A range of ML options are available and undoubtedly inbound, which may be explored through frameworks, databases of results, or pretrained models, which could be applied to high-throughput and high dimensional automated Synthetic Biology studies. Indeed, because supervised learning requires prior labelling, a process that is essentially an approximated interpolation, reinforcement learning would be a more fruitful option for directing machines towards objectives with unknown state requirements and for experimental design optimization. Supervised learning would be suited more towards classification predictions based on large amounts of pre-existing data (Perrakis and Sixma 2021). As the amount of data from reinforcement strategies might grow, the larger the dataset for supervised learning, where supervised learning might map the experimental parameter inputs to the outputs, hence constituting a closing of the experimental DBTL loop through model parameterization. A careful evaluation of the human research/development cycle along with objectives and acceleration through ML high-throughput automation might prove worthwhile to minimize trial and error costs. The likely strategy would be a systematic exploration of a constrained parameter space.

A range of test options, including assays, are available within the DBTL loop. These, or pre-existing data, are considered essential for allowing the closing of the loop by transitioning to the learn stage. Deeper, comprehensive analysis of the individual loop phases can be advised. Indeed, such studies exist, for instance emphasizing the criteria in the test phase (Helleckes et al. 2023). The prospect of a community-driven open-source platform could be considered to map DOE and DBTL through the stages of computational design, high-throughput machine automated combinatorial design, and maximally automated analysis of the products. Given the likely utilization of commercial products, such an academic platform might be of interest to industry as a marketing device, and as a possible driver of standardization and competition for efficient, cost-effective, accessible automation.

There is a notable contrast between genome scale reconstructions and the design of, potentially orthogonal, small circuit designs.
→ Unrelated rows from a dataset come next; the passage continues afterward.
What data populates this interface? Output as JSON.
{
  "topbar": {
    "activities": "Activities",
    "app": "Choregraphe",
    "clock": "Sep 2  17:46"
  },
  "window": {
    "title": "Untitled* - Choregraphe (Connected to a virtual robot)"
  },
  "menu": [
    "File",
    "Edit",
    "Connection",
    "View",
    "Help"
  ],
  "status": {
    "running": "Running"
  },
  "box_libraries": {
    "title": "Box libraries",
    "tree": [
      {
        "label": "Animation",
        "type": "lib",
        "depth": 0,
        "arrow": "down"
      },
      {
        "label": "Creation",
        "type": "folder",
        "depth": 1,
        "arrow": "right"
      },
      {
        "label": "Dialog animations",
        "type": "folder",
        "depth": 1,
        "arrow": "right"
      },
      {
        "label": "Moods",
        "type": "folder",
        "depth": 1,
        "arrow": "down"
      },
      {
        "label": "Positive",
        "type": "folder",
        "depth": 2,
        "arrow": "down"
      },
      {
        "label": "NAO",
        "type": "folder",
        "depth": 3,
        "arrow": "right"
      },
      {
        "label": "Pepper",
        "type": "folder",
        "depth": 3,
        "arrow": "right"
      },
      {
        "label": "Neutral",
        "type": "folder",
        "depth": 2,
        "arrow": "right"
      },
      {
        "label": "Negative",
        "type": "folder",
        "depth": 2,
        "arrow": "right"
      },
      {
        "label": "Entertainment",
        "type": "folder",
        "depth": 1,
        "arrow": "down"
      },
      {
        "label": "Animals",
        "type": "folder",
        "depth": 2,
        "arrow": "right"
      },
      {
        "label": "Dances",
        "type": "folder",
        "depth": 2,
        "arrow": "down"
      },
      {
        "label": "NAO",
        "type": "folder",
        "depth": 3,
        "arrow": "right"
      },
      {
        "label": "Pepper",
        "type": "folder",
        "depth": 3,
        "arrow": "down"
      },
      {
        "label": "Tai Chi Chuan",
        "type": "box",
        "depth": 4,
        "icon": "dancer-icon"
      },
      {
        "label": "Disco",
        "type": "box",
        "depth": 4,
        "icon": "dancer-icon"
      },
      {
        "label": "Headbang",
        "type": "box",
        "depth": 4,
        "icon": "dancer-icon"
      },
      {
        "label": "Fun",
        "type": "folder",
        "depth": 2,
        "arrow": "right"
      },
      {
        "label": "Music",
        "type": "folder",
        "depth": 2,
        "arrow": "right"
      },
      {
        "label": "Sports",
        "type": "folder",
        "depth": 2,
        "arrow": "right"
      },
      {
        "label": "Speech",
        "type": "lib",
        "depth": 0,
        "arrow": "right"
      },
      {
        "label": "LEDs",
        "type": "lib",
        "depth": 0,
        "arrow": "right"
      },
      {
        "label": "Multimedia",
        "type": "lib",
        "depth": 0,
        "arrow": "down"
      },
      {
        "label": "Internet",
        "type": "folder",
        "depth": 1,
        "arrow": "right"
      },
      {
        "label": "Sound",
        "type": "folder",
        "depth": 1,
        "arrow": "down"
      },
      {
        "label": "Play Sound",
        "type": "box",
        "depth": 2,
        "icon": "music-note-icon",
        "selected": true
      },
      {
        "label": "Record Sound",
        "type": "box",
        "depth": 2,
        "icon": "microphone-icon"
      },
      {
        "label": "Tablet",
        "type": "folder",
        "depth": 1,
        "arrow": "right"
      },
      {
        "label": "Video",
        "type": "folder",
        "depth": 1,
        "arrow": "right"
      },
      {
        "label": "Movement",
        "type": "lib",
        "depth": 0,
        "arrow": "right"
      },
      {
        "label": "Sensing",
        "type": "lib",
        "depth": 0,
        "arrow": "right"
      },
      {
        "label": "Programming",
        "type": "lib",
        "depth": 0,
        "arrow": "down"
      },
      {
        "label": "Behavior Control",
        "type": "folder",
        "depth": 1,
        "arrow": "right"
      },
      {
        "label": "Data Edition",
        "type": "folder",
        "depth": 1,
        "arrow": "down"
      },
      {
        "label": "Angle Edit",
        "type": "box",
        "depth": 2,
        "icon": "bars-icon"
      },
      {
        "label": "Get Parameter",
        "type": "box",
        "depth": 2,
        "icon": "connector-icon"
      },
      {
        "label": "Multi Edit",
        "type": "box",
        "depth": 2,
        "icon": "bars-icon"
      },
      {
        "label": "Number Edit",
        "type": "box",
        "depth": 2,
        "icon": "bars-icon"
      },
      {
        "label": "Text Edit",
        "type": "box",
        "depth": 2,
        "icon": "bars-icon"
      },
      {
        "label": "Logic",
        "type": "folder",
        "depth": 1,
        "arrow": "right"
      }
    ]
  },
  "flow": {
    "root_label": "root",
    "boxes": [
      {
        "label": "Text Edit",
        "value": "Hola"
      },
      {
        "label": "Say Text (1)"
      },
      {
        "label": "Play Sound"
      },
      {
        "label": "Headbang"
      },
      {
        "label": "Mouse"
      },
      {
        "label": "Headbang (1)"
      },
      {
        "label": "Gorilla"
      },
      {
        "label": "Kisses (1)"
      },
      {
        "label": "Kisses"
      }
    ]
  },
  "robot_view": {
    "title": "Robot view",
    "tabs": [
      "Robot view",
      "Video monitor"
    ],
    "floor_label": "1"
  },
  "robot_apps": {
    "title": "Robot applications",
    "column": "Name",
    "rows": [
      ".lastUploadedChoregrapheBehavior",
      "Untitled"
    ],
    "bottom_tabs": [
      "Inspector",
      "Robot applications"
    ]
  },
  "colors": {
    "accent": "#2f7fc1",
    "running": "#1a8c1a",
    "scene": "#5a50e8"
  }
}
The latter can be used for orthogonal operations such as biochemical sensor design. However, the more complex a design, the more likely disruptions due to a lack of orthogonality might be. In silico modelling and predictions require considerable work to achieve realistic outcomes compared to in vivo or in vitro models, particularly in terms of spatiotemporal dynamics, a domain of particular interest to us. Thus such modelling involving time-course and dynamic spatial characteristics have CAD implications, likely most suited to hypothesis generation in the short term given the challenges regarding kinetics data (Gurdo et al. 2023) and in our experience the translation between biochemical and physical modelling (Matzko et al. 2023). The effectiveness of such CAD systems depend on the quality of data and the quality of processing operations, which may finally culminate in increasingly accurate digital replicas of Synthetic Biology scenarios through the exploration and expansion of existing software and services, with many benefits ranging from costs, to ethics and logistics.